El aroma de tu excitación se mezcló con el suyo, almizcle puro subiendo desde su entrepierna. Bajó la tanga despacio, lamiendo el camino por tu vientre hasta arrodillarse. Su lengua experta encontró tu coño empapado, chupando el clítoris con succiones que te hicieron arquearte contra el espejo frío. Joder, qué rico lame este cabrón, pensaste mientras tus jugos le corrían por la barbilla. Metió dos dedos gruesos, curvándolos justo en ese punto que te hace ver estrellas, follándote lento mientras su boca no paraba.

Pero querías más. Lo jalaste del pelo, poniéndolo de pie. —Quítate todo, pendejo —ordenaste, y él obedeció riendo, su verga saltando libre: gruesa, venosa, goteando precum que olía salado. Te sentaste en el banquito, abriendo las piernas como invitación.

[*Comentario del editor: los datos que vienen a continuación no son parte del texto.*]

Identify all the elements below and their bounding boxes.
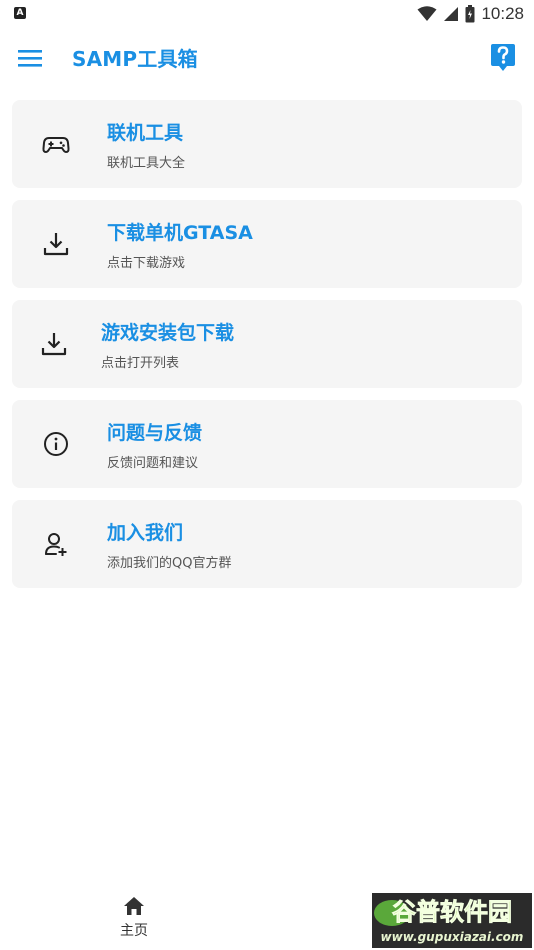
add-user-icon	[45, 533, 67, 556]
card-title: 游戏安装包下载	[101, 322, 235, 344]
card-subtitle: 添加我们的QQ官方群	[107, 556, 232, 571]
battery-icon	[465, 5, 475, 23]
card-subtitle: 点击打开列表	[101, 356, 180, 371]
notification-a-icon: A	[14, 7, 26, 19]
app-bar: SAMP工具箱	[0, 28, 534, 88]
status-bar: A 10:28	[0, 0, 534, 28]
status-time: 10:28	[481, 4, 524, 23]
nav-item-label: 主页	[120, 923, 148, 939]
card-subtitle: 反馈问题和建议	[107, 456, 199, 471]
card-subtitle: 联机工具大全	[107, 156, 186, 171]
info-icon	[44, 432, 68, 456]
watermark-brand: 谷普软件园	[372, 893, 532, 929]
help-question-icon[interactable]	[490, 42, 516, 72]
card-multiplayer-tools[interactable]: 联机工具 联机工具大全	[12, 100, 522, 188]
card-subtitle: 点击下载游戏	[107, 256, 186, 271]
card-title: 下载单机GTASA	[107, 222, 253, 244]
watermark-logo: 谷普软件园 www.gupuxiazai.com	[372, 893, 532, 948]
card-title: 联机工具	[107, 122, 184, 144]
watermark-url: www.gupuxiazai.com	[380, 930, 524, 944]
wifi-icon	[417, 6, 437, 21]
download-icon	[41, 333, 67, 356]
card-join-us[interactable]: 加入我们 添加我们的QQ官方群	[12, 500, 522, 588]
card-installer-download[interactable]: 游戏安装包下载 点击打开列表	[12, 300, 522, 388]
download-icon	[43, 233, 69, 256]
nav-item-home[interactable]: 主页	[104, 894, 164, 944]
home-icon	[124, 897, 144, 915]
svg-text:谷普软件园: 谷普软件园	[392, 898, 512, 926]
hamburger-menu-icon[interactable]	[16, 45, 44, 71]
gamepad-icon	[42, 137, 70, 153]
card-download-gtasa[interactable]: 下载单机GTASA 点击下载游戏	[12, 200, 522, 288]
card-title: 加入我们	[107, 522, 184, 544]
status-icons: 10:28	[417, 3, 524, 25]
card-feedback[interactable]: 问题与反馈 反馈问题和建议	[12, 400, 522, 488]
page-title: SAMP工具箱	[72, 47, 198, 71]
card-title: 问题与反馈	[107, 422, 203, 444]
signal-icon	[444, 7, 459, 21]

Él se hincó, penetrándote de un empujón profundo que te llenó hasta el fondo. Gritaste bajito, el placer quemando como chile habanero.

Empezó a bombear, lento al principio, cada embestida rozando tus paredes internas con fricción deliciosa. El espejo reflejaba todo: tus tetas botando, su culo contraído, el sudor brillando en su piel morena. Agarraste sus nalgas, clavando uñas, urgiéndolo más rápido. —¡Chíngame duro, wey! —suplicaste, y él aceleró, el slap-slap de carne contra carne llenando el probador como música sucia.

El calor subía, tu clítoris hinchado frotándose contra su pubis peludo. Sentías su verga palpitar dentro, estirándote al límite. Él te mordió el cuello, dejando marca, mientras sus bolas chocaban pesadas contra tu culo.

No aguanto más, me vengo
, pensaste, y el orgasmo te golpeó como ola gigante: coño contrayéndose en espasmos, jugos chorreando por sus muslos, grito ahogado en su hombro.

Él no paró, follándote a través de las réplicas, hasta que gruñó ronco: —Me vengo, corazón. Siente cómo te lleno. Su chorro caliente inundó tu interior, pulso tras pulso, mezclándose con tus fluidos en un desastre pegajoso y perfecto. Colapsaron juntos contra el espejo, respiraciones jadeantes, pieles sudadas pegándose.

Después, en el afterglow, él te besó suave la frente mientras te ayudabas a vestir. —Ese conjunto te queda como anillo al dedo. ¿Te lo llevas? —preguntó con picardía. Reíste, sintiendo el semen escurrir por tu muslo interno, un secreto caliente.

Saliste de la boutique con la bolsa en mano, piernas temblorosas, el sol ahora más cálido en tu piel.

La neta, lo mejor que he probado en mi vida
. Esa noche, con tu carnal, lucirías la lencería sabiendo que ya había sido bautizada en fuego puro. Y quién sabe, tal vez volverías por más "pruebas".